Irina Dilkinska, the former “Head of Legal and Compliance” of OneCoin, has pleaded guilty to wire fraud and money laundering charges. This plea marks a crucial step in the ongoing investigation into the multi-billion dollar pyramid scheme that defrauded investors worldwide.
OneCoin, established in 2014 by Ruja Ignatova and Karl Sebastian Greenwood, was a company based in Sofia, Bulgaria. It was marketed as a revolutionary cryptocurrency but was, in reality, a fraudulent pyramid scheme operated through a global multi-level-marketing (MLM) network. Despite being revealed as a scam in 2015, OneCoin managed to generate significant revenues, amounting to over €4 billion between 2014 and 2016.
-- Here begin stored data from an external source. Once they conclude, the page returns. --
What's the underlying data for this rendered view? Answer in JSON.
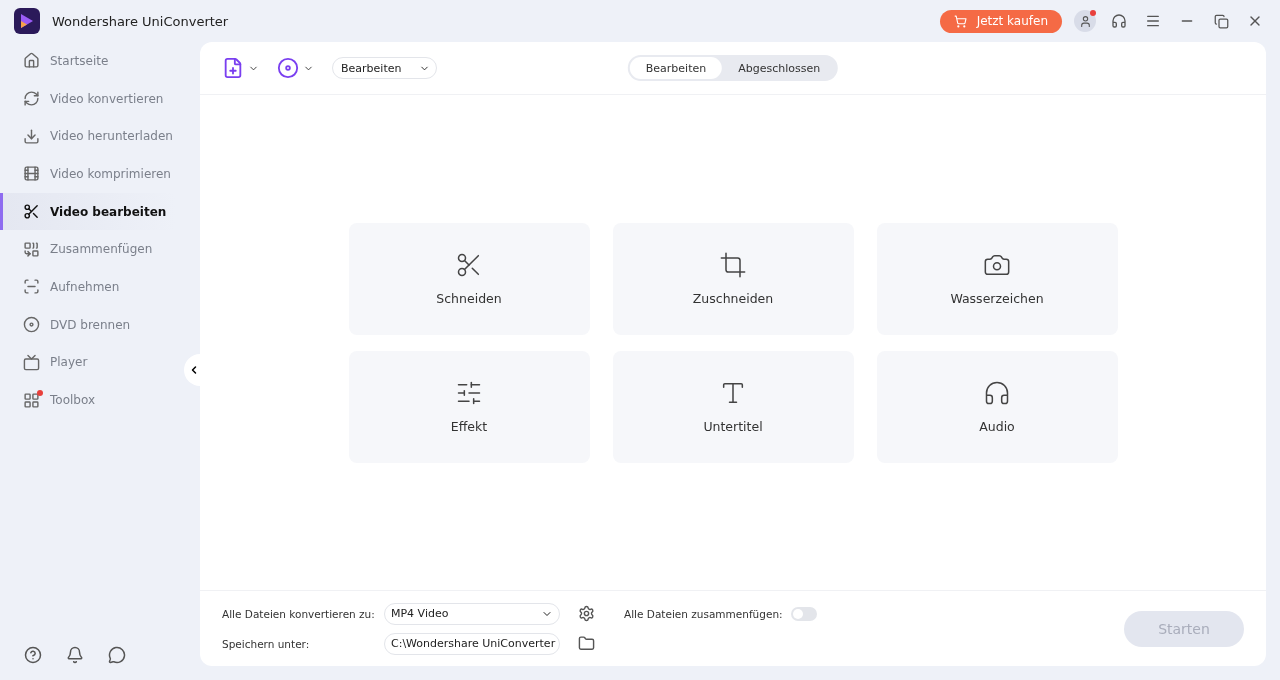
{
  "window": {
    "title": "Wondershare UniConverter"
  },
  "header": {
    "buy_button": "Jetzt kaufen",
    "account_notification": true
  },
  "sidebar": {
    "items": [
      {
        "label": "Startseite",
        "kind": "home",
        "selected": false,
        "notification": false
      },
      {
        "label": "Video konvertieren",
        "kind": "convert",
        "selected": false,
        "notification": false
      },
      {
        "label": "Video herunterladen",
        "kind": "download",
        "selected": false,
        "notification": false
      },
      {
        "label": "Video komprimieren",
        "kind": "compress",
        "selected": false,
        "notification": false
      },
      {
        "label": "Video bearbeiten",
        "kind": "edit",
        "selected": true,
        "notification": false
      },
      {
        "label": "Zusammenfügen",
        "kind": "merge",
        "selected": false,
        "notification": false
      },
      {
        "label": "Aufnehmen",
        "kind": "record",
        "selected": false,
        "notification": false
      },
      {
        "label": "DVD brennen",
        "kind": "dvd",
        "selected": false,
        "notification": false
      },
      {
        "label": "Player",
        "kind": "player",
        "selected": false,
        "notification": false
      },
      {
        "label": "Toolbox",
        "kind": "toolbox",
        "selected": false,
        "notification": true
      }
    ]
  },
  "toolbar": {
    "dropdown": "Bearbeiten",
    "tabs": [
      {
        "label": "Bearbeiten",
        "selected": true
      },
      {
        "label": "Abgeschlossen",
        "selected": false
      }
    ]
  },
  "tools": [
    {
      "label": "Schneiden",
      "kind": "trim"
    },
    {
      "label": "Zuschneiden",
      "kind": "crop"
    },
    {
      "label": "Wasserzeichen",
      "kind": "watermark"
    },
    {
      "label": "Effekt",
      "kind": "effect"
    },
    {
      "label": "Untertitel",
      "kind": "subtitle"
    },
    {
      "label": "Audio",
      "kind": "audio"
    }
  ],
  "footer": {
    "convert_label": "Alle Dateien konvertieren zu:",
    "convert_value": "MP4 Video",
    "save_label": "Speichern unter:",
    "save_value": "C:\\Wondershare UniConverter",
    "merge_label": "Alle Dateien zusammenfügen:",
    "merge_on": false,
    "start_button": "Starten",
    "start_disabled": true
  }
}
Dilkinska, the 42-year-old Bulgarian national, served as OneCoin’s head of legal and compliance. Contrary to her role, she facilitated the laundering of millions of dollars of illicit profits garnered by OneCoin. Among her notable activities was the transfer of $110 million in fraudulently obtained proceeds to a Cayman Islands entity.
Dilkinska pleaded guilty to one count of conspiracy to commit wire fraud and one count of conspiracy to commit money laundering, each carrying a maximum potential sentence of five years in prison. Her sentencing is scheduled for February 14, 2024, under the jurisdiction of U.S. District Judge Edgardo Ramos. The case is being prosecuted by the Office’s Complex Frauds and Cybercrime Unit.
Ruja Ignatova, known as the “Cryptoqueen,” remains at large since her disappearance in 2017, shortly after a federal warrant was issued for her arrest. Ignatova was added to the FBI’s Top Ten Most Wanted List in 2022, with a $100,000 reward for information leading to her arrest. Co-founder Greenwood was convicted of fraud and money laundering, receiving a 20-year prison sentence and ordered to pay $300 million in restitution.
The guilty plea of Irina Dilkinska in the OneCoin case underscores the extent of the fraudulent activities within the cryptocurrency scheme. With significant financial losses and global impact, the case continues to be a stark reminder of the risks associated with unregulated digital currencies.